Bisnis.com, JAKARTA – Sarah Gilbert, profesor yang memimpin pengembangan vaksin virus corona dari University of Oxford memperingatkan peningkatan risiko wabah penyakit yang ditularkan dari hewan kepada manusia.
Dia percaya bahwa penyebaran penyakit zoonosis menjadi lebih mungkin karena gaya hidup manusia saat ini dan faktor lain, seperti peningkatan kepadatan populasi, peningkatan perjalanan internasional, dan deforestasi.
Hingga kini, asal usul patogen virus corona baru masih menjadi misteri. Kendati sebagian besar peneliti dari berbagai negara percaya bahwa virus tersebut muncul pada hewan kelelawar sebelum masuk ke populasi manusia melalui inang hewan lain.
Penyakit lain yang telah menyebar ke seluruh dunia juga berasal dari hewan, seperti Ebola, SARS, dan virus West Nile. Adapun, Covid-19 merupakan virus yang paling menyebar sejauh ini dan telah menginfeksi lebih dari 25 juta orang di dunia.
Sejumlah pihak telah menyerukan upaya internasional untuk menekan perdagangan ilegal hewan liar, yang tetap menjadi salah satu ancaman terbesar bagi keanekaragaman hayati di masa depan, selain juga menjadi sarana penularan virus dari hewan ke hewan atau dari hewan ke manusia.
Menurut World Health Organization (WHO), sekitar 1 miliar kasus penyakit dan jutaan kematian terjadi setiap tahun akibat zoonosis. Sementara sekitar 60 persen penyakit menular baru yang dilaporkan secara global berkaitan dengan perpindahan dari hewan ke manusia.
Gilbert menyatakan bahwa ancaman yang ditimbulkan oleh penyakit-penyakit ini tidak akan berkurang di masa mendatang, karena dunia saat ini semakin mengglobal, “Karena hal-hal yang terjadi di dunia, kemungkinan kita akan mengalami infeksi zoonosis yang menyebabkan wabah di masa depan,” katanya seperti dikutip The Independent, Senin (31/8/2020).
Dia melanjutkan kepadatan populasi yang lebih besar, perjalanan yang lebih masif, dan penggundulan hutan di berbagai penjuru dunia membuat kemungkinan terjadinya wabah penyakit lebih besar, dan kemungkinan menyebarnya juga tinggi.
Bulan lalu, para ahli dari Perserikatan Bangsa-Bangsa (United Nations/UN) juga telah memperingatkan bahwa jumlah penyakit zoonosis akan terus meningkat kecuali ada tindakan yang diambil guna melindungi satwa liar dan melestarikan lingkungan.
Menurut laporan dari UN Environment Programme and the International Livestock Research Institute, transfer patogen dari hewan ke manusia didorong oleh kerusakan lingkungan alam, termasuk melalui degradasi lahan, eksploitasi satwa liar, ekstraksi sumber daya, dan perubahan iklim.
Di luar ancaman yang ditimbulkan oleh penyakit ini, Gilbert, yang terlibat dalam pengembangan dan pengujian vaksin flu universal, juga yakin akan ada wabah jenis influenza lain yang kuat di masa mendatang, serupa dengan yang terlihat selama musim 2017-2018.
Di Amerika Serikat, menurut Centers for Disease Control and Prevention (CDC), influenza menewaskan sekitar 80.000 orang sepanjang musim dingin 2017-2018, menjadikannya salah satu wabah paling mematikan dalam beberapa dekade.
“Akan ada pandemi flu lain di masa depan.
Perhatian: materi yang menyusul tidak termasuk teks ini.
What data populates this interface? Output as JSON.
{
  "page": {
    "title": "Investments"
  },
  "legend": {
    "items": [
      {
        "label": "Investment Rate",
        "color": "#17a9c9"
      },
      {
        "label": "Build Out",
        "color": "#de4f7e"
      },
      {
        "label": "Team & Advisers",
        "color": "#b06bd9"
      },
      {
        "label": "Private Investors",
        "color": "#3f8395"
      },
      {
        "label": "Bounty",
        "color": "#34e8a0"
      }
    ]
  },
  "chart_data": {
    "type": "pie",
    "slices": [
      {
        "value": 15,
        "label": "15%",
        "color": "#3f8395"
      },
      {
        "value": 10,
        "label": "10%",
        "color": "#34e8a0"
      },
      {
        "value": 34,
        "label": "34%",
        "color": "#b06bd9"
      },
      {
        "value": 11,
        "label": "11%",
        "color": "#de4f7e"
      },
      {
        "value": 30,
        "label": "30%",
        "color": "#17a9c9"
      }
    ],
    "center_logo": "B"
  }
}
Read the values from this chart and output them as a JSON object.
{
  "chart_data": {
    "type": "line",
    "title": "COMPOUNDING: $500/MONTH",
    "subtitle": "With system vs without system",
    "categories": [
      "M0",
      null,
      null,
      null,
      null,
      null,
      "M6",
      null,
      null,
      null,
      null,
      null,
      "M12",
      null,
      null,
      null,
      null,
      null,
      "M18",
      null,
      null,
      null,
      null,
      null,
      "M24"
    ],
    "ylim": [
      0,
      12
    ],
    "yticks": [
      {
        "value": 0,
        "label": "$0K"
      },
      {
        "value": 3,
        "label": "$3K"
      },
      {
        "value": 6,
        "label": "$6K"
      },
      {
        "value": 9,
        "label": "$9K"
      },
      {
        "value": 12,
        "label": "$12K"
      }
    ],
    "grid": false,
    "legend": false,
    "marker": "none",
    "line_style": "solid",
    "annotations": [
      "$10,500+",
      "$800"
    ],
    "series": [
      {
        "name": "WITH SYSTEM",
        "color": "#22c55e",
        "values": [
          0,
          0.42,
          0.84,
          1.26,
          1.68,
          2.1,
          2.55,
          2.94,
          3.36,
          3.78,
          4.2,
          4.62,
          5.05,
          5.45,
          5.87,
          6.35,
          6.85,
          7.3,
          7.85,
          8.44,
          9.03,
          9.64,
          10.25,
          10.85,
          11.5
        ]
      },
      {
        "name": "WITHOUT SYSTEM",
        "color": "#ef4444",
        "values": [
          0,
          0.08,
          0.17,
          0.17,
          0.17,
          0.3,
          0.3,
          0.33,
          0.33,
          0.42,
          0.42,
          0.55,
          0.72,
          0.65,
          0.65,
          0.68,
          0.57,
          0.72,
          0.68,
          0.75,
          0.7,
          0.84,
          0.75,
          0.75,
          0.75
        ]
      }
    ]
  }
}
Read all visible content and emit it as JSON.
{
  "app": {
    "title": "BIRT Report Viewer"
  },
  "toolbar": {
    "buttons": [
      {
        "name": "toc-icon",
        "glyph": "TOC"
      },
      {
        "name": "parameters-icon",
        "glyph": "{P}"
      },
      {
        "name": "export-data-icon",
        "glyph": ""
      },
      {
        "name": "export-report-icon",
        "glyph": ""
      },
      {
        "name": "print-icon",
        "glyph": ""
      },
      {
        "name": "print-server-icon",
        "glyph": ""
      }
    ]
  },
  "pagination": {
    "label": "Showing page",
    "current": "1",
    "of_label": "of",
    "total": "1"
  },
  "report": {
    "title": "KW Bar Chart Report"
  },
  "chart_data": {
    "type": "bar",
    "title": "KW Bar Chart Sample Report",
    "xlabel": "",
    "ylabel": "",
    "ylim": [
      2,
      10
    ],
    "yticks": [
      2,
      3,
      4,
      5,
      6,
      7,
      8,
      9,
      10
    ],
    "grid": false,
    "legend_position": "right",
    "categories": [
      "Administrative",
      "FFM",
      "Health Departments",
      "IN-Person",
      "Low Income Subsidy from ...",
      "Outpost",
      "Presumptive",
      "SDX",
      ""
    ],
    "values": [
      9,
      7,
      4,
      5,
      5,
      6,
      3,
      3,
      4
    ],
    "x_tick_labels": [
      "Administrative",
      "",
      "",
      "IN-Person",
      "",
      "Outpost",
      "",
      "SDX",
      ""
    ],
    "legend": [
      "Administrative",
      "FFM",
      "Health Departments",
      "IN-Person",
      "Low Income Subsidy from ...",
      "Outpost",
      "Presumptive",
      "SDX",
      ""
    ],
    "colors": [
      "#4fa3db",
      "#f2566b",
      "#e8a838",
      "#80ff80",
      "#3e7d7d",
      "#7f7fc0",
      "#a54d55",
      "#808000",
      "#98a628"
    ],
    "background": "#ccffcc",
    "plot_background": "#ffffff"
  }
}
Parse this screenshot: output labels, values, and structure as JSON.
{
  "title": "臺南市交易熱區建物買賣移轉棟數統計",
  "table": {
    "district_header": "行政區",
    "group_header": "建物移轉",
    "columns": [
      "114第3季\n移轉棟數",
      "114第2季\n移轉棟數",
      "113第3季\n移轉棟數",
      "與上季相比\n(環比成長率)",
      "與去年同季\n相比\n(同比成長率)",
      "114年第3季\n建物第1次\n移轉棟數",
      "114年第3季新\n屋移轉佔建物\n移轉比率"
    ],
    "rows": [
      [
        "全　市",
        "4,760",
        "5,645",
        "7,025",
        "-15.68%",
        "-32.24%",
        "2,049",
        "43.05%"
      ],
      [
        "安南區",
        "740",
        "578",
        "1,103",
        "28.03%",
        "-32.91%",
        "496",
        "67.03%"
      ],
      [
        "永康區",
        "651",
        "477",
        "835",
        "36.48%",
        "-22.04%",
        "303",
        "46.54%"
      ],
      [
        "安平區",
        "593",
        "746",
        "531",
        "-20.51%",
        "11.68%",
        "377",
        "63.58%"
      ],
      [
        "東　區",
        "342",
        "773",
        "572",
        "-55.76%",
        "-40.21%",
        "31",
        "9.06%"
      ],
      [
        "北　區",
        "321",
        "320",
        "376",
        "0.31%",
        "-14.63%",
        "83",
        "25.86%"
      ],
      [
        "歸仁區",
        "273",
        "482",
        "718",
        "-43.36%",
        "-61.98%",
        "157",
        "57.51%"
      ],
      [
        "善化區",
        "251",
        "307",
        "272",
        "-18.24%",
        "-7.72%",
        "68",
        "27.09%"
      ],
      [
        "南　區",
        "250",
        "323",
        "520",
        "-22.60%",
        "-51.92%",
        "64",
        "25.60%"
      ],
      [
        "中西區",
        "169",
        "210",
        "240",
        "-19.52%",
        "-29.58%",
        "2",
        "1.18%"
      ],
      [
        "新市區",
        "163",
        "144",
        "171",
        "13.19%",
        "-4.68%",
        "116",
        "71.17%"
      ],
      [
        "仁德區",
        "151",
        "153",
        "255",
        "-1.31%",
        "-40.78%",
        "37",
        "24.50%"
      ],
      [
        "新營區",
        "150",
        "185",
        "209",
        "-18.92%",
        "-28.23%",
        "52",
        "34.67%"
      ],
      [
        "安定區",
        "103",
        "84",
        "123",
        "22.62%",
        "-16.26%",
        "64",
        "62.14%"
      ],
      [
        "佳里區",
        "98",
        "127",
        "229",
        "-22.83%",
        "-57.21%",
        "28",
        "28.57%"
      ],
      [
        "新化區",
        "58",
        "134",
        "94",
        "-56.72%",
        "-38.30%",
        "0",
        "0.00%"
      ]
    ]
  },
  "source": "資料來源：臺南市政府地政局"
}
Ini akan muncul lagi, [tetapi] kami tidak tahu subtipe flu apa itu. Saya sedang mengerjakan vaksin flu universal yang akan bekerja melawan semua jenis flu, apakah itu H1N1, H3N3, atau H7N7,” tandasnya.
Sejauh ini belum ada vaksin flu universal yang disetujui untuk penggunaan umum. Dia menuturkan bahwa berdasarkan pengalaman dan penelitian, ada begitu banyak virus flu yang beredar di luar sana dan itu berbahaya karena bersifat musiman dan penyebarannya bisa melalui hewan.
Dia menyebut bahwa ilmuwan telah memberantas cacar air, karena penyakit itu tidak ada pada hewan. Begitu juga dengan polio yang hampir dihilangkan dari muka bumi. Penyakit lain adalah campak yang secara teori dapat diberantas karena tidak ada reservoir hewan.
“Akan tetapi, itu tidak berlaku untuk flu. Penyakit itu ada pada banyak burung liar yang bermigrasi dan kita tidak dapat menyingkirkan reservoir itu. Ini akan terus menginfeksi orang dan kemudian akan ada pandemi lain dengan jenis flu berbeda yang belum pernah kita lihat,” ujarnya.